Although we’d like to be species-centric, Amcoops245 reminds us that not only humans follow cascading behavior.  Army ants can apparently follow each other until they form what’s called a “circular mill”: “Some mills can reach up to a 1,200 foot circumference (with a lap time of 2 1/2 hours) and will continue until the ants collapse and die or a group accidentally stray from the circle.”  Let’s hope humans don’t learn too much from those particular ants!  On a hopefully unrelated note, jeb369 points out that political elections exhibit cascade behavior when executed sequentially.  This type of behavior occurs less when elections are executed in a blind fashion, and each individual uses only their own information to judge.  Thus the wisdom of crowds loses legitimacy when the crowd follows the minority; any witness of proper hooliganism can attest to that.  Just like the ants, humans follow humans, and according to shoes14’s post (on a paper by Bikhchandani, Hirshleifer and Welch), humans don’t usually realize they’re part of an information cascade even when it occurs.
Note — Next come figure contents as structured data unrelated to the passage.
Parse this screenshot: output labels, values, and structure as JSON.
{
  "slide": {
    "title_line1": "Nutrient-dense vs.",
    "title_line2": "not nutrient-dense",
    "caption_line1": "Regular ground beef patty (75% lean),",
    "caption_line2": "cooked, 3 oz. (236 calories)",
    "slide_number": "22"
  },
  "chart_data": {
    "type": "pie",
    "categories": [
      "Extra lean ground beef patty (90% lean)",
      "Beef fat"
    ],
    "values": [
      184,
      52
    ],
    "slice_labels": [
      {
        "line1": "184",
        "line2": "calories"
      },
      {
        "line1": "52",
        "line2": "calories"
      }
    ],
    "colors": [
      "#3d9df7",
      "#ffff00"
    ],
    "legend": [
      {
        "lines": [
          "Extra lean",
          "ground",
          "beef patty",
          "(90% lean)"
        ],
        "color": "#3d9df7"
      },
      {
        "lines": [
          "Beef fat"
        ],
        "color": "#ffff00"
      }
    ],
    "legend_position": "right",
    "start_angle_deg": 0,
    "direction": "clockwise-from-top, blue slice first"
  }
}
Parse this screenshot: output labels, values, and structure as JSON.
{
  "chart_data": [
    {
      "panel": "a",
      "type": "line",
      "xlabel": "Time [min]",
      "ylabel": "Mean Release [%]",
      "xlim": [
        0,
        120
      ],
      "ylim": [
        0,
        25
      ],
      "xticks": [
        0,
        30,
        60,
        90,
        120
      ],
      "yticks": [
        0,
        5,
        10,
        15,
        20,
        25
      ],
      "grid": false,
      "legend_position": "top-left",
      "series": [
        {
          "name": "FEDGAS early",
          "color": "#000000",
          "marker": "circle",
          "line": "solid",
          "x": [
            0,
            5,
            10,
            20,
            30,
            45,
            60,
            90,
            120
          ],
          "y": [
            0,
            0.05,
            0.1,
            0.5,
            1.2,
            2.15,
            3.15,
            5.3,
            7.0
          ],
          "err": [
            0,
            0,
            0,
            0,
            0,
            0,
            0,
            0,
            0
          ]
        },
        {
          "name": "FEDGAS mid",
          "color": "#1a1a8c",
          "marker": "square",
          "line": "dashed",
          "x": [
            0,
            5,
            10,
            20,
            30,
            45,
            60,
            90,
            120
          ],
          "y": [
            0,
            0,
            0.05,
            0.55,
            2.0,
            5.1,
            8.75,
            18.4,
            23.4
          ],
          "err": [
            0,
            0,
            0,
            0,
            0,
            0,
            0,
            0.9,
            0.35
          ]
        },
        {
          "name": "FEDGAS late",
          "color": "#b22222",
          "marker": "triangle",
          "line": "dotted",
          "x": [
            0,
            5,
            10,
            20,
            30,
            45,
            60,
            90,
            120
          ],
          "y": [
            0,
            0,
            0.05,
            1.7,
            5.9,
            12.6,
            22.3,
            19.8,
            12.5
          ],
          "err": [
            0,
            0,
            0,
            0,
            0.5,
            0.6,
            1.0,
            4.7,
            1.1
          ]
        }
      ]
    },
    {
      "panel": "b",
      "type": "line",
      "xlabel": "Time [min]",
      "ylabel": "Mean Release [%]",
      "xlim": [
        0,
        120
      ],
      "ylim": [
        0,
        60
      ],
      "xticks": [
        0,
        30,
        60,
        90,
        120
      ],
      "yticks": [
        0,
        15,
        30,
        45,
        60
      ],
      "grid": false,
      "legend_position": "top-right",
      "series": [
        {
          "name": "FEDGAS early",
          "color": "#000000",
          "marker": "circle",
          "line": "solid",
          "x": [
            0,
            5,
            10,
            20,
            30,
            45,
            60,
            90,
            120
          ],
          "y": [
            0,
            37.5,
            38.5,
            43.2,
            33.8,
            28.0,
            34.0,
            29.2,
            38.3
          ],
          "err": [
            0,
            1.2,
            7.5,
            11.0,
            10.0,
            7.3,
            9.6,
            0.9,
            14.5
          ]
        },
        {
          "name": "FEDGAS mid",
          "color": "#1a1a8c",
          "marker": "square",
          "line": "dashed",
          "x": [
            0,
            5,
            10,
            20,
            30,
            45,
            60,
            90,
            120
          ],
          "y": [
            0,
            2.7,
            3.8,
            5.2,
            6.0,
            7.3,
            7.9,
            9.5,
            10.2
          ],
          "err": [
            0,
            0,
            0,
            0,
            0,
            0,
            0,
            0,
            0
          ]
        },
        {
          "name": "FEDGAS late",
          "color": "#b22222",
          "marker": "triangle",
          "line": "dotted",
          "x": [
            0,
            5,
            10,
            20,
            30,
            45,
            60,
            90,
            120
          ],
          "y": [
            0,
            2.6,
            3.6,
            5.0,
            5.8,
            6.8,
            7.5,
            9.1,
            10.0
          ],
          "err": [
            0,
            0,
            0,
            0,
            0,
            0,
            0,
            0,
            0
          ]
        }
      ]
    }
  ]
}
A few brave souls defend information cascades as a force of good.  sls14 writes about cell phones and positive externalities.  In a situation where it’s better to have all users choose one cell phone carrier than many carriers, it’s good for everybody to follow an information cascade.  For example, myusername asserts that information cascades were critical to the success of Blu-Ray over HD DVD.  However, even in a world with positive externalities, herding can lead to noncompetitive behavior.  Not long ago Microsoft Windows and Internet Explorer made up the majority of the OS & Browser market.  Many would contribute the success of these two pieces of software to the simple fact that they had a big base to start off with.  Sometimes information cascades can also be used to propogate potentially important information.  After all, much of the news that we get about “hot issues” come through the grapevine — through friends and family.  Matt fingers the topic of Global Warming, but surely many issues of the time have benefited in visibility through cascade effects.  However, sometimes cascades can take a long time to truly propagate information.  knight2612 brings up the case of LASIK eye surgery.  According to knight2612, Negative side effects only started cropping up a decade after the initial batch of individuals were operated on.  Thus for the first 10 years, there was a positive cascade based off no side effects, and the negative cascade settled in after that.

Outside of Information Cascades, jian2587 posts an interesting post about the applications of PageRank within a social context.  How can we use similar graph algorithms to learn about social settings?  bes36 writes about Visualizing Wikipedia and other large graphs — a good post for those interested in seeing some implementations of graph visualization.  Both irishlass and sammy make informative posts about auctions.  Finally, kudos to lepidoptera for posting xkcd comics.